Sunday, March 29, 2009
After a few months (or weeks) of cold, I begin to shut down just a little. Just enough to let cobwebs gather in the high ceiling corners, laundry pile up a little higher, and my blog go unattended and desolate. But it's spring again, so I'm ready to be back. I'll try to do some back-logging of photos and I'll slip in a few stories that I've missed being able to tell, but much of what happened between October 19th and now will go sadly undocumented. Sorry!
We had Melora's first birthday party on Saturday, and it was so much fun to have a girl party! There were flower dripping from the windows, flowers hot-glued to her high-chair, flowers decorating her cupcakes, flowers hanging from arches, and pink accessories scattered around the many, many flowers. I love my little boy's parties that I have thrown, but I was so happy to have something to do besides trains.

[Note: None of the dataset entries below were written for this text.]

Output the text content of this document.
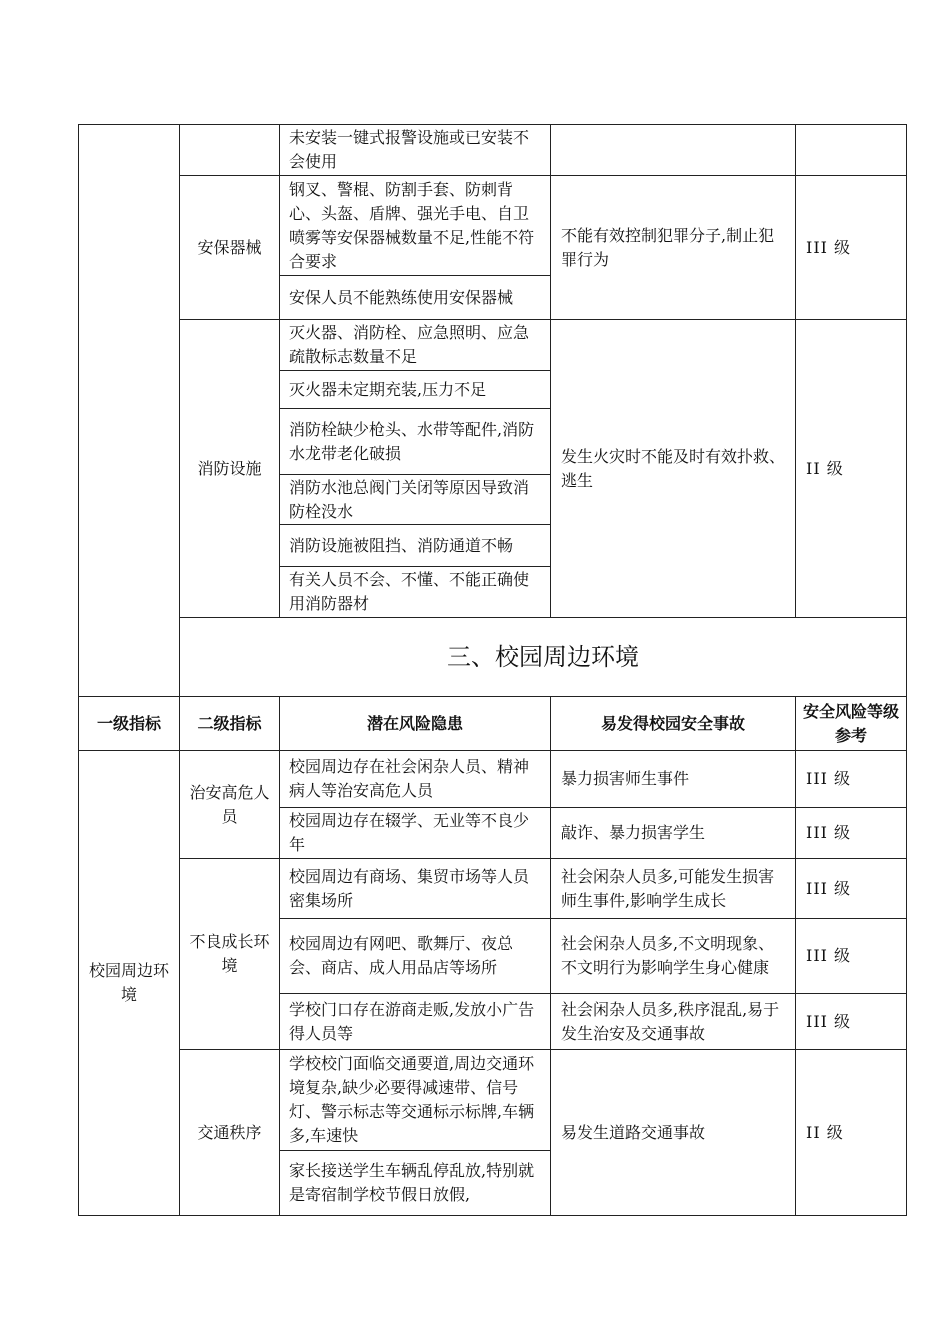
		未安装一键式报警设施或已安装不会使用		
	安保器械	钢叉、警棍、防割手套、防刺背心、头盔、盾牌、强光手电、自卫喷雾等安保器械数量不足,性能不符合要求	不能有效控制犯罪分子,制止犯罪行为	III 级
		安保人员不能熟练使用安保器械		
	消防设施	灭火器、消防栓、应急照明、应急疏散标志数量不足	发生火灾时不能及时有效扑救、逃生	II 级
		灭火器未定期充装,压力不足		
		消防栓缺少枪头、水带等配件,消防水龙带老化破损		
		消防水池总阀门关闭等原因导致消防栓没水		
		消防设施被阻挡、消防通道不畅		
		有关人员不会、不懂、不能正确使用消防器材		
	三、校园周边环境			
一级指标	二级指标	潜在风险隐患	易发得校园安全事故	安全风险等级参考
校园周边环境	治安高危人员	校园周边存在社会闲杂人员、精神病人等治安高危人员	暴力损害师生事件	III 级
		校园周边存在辍学、无业等不良少年	敲诈、暴力损害学生	III 级
	不良成长环境	校园周边有商场、集贸市场等人员密集场所	社会闲杂人员多,可能发生损害师生事件,影响学生成长	III 级
		校园周边有网吧、歌舞厅、夜总会、商店、成人用品店等场所	社会闲杂人员多,不文明现象、不文明行为影响学生身心健康	III 级
		学校门口存在游商走贩,发放小广告得人员等	社会闲杂人员多,秩序混乱,易于发生治安及交通事故	III 级
	交通秩序	学校校门面临交通要道,周边交通环境复杂,缺少必要得减速带、信号灯、警示标志等交通标示标牌,车辆多,车速快	易发生道路交通事故	II 级
		家长接送学生车辆乱停乱放,特别就是寄宿制学校节假日放假,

She will technically be one year old tomorrow, and the year has gone by so quickly I feel like I have whiplash. My little girl has teeth and says "Mama" and "Dada." She eats all big-girl food instead of baby mush. She takes steps all by herself and can climb the entire flight of stairs with me hanging one step behind her ready to catch her but never actually being needed. She has a funny sense of humor and way of communicating that goes beyond words. (This morning Melora woke me up with a big wet lick on my cheek. When I opened my bleary, confused eyes, her little nose was about two centimeters away from mine and she gave me a giant four-tooth grin and laughed at her funny joke. I can't say I disagree, I probably looked hilarious with my puzzled expression and slobbery cheek.)

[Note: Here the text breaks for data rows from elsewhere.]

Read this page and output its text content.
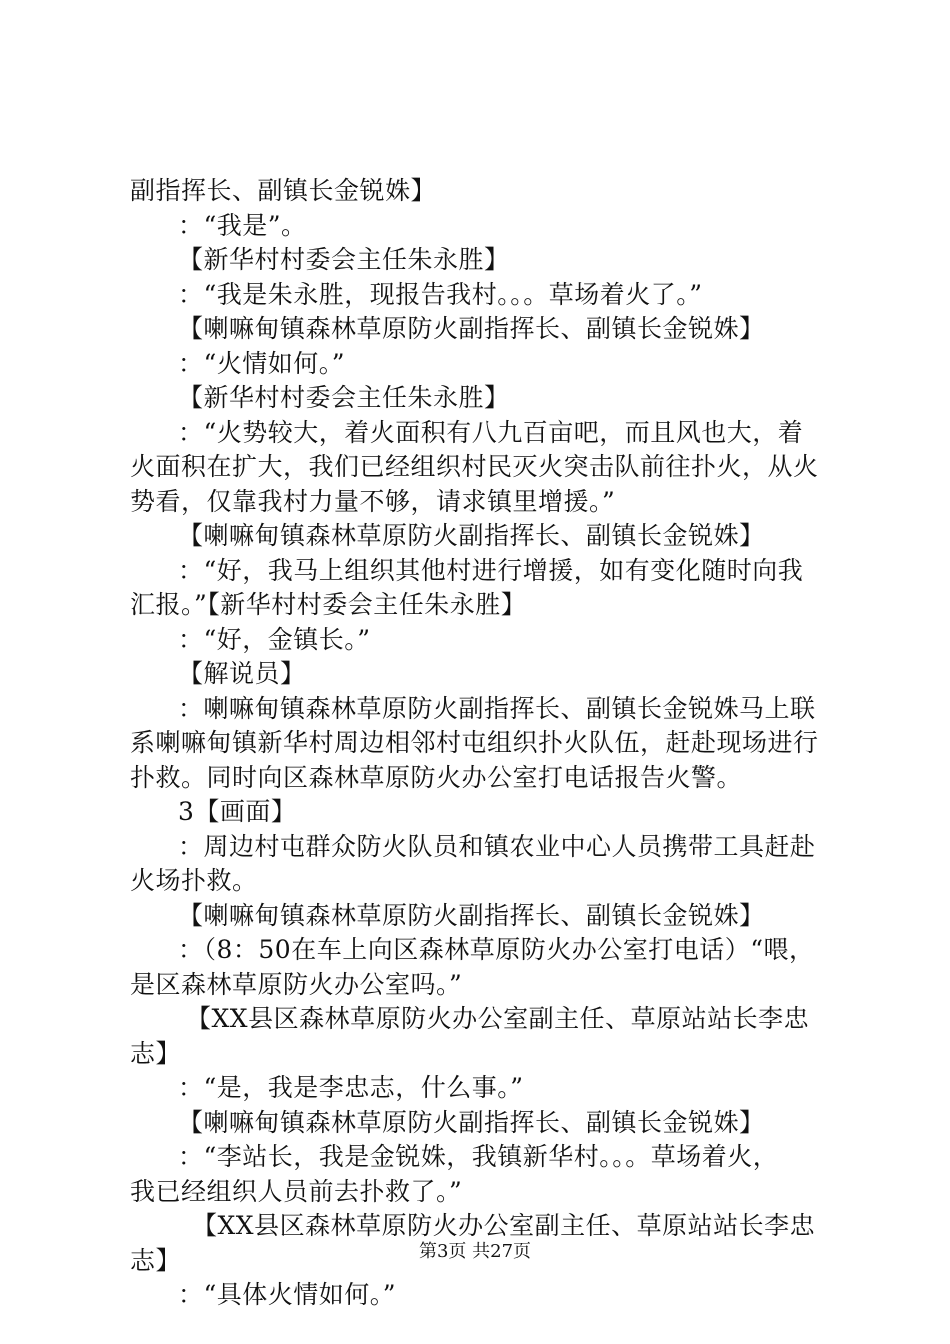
副指挥长、副镇长金锐姝】
：“我是”。
【新华村村委会主任朱永胜】
：“我是朱永胜，现报告我村。。。草场着火了。”
【喇嘛甸镇森林草原防火副指挥长、副镇长金锐姝】
：“火情如何。”
【新华村村委会主任朱永胜】
：“火势较大，着火面积有八九百亩吧，而且风也大，着
火面积在扩大，我们已经组织村民灭火突击队前往扑火，从火
势看，仅靠我村力量不够，请求镇里增援。”
【喇嘛甸镇森林草原防火副指挥长、副镇长金锐姝】
：“好，我马上组织其他村进行增援，如有变化随时向我
汇报。”【新华村村委会主任朱永胜】
：“好，金镇长。”
【解说员】
：喇嘛甸镇森林草原防火副指挥长、副镇长金锐姝马上联
系喇嘛甸镇新华村周边相邻村屯组织扑火队伍，赶赴现场进行
扑救。同时向区森林草原防火办公室打电话报告火警。
3【画面】
：周边村屯群众防火队员和镇农业中心人员携带工具赶赴
火场扑救。
【喇嘛甸镇森林草原防火副指挥长、副镇长金锐姝】
：（8：50在车上向区森林草原防火办公室打电话）“喂，
是区森林草原防火办公室吗。”
【XX县区森林草原防火办公室副主任、草原站站长李忠
志】
：“是，我是李忠志，什么事。”
【喇嘛甸镇森林草原防火副指挥长、副镇长金锐姝】
：“李站长，我是金锐姝，我镇新华村。。。草场着火，
我已经组织人员前去扑救了。”
【XX县区森林草原防火办公室副主任、草原站站长李忠
志】
：“具体火情如何。”
第3页 共27页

Isaiah has also grown up so much this year, and I think I must have been in a bit of denial until recently. I was looking back at Melora's birth, and Isaiah was just a baby then, too. He had chubby baby cheeks and fine baby hair. Now his face is thin with a grown-up pointy chin. His hair has grown in thickly (though in an odd-pompadore style; what's up with that?) and he says things like, "Mama, can I watch Thomas just one more time...but five times?" He's extremely proud of being three years old and keeps track of how old the rest of us will be on our birthdays. He loudly announced to a little girl in Costco (and her mom, and the guy at the nearby photo counter) and I will be 26 on my birthday. Thankfully, she shouted right back that her mom is 38, so at least I wasn't alone. I've been unable to keep my mind from straying toward his future. What will Isaiah be when he grows up? It's amazing to me that I have the priviledge of watching my children become whatever God has planned for them. How blessed am I that I am allowed to be a part of their amazing lives. I can't think of anything more daunting, humbling, and exciting than that.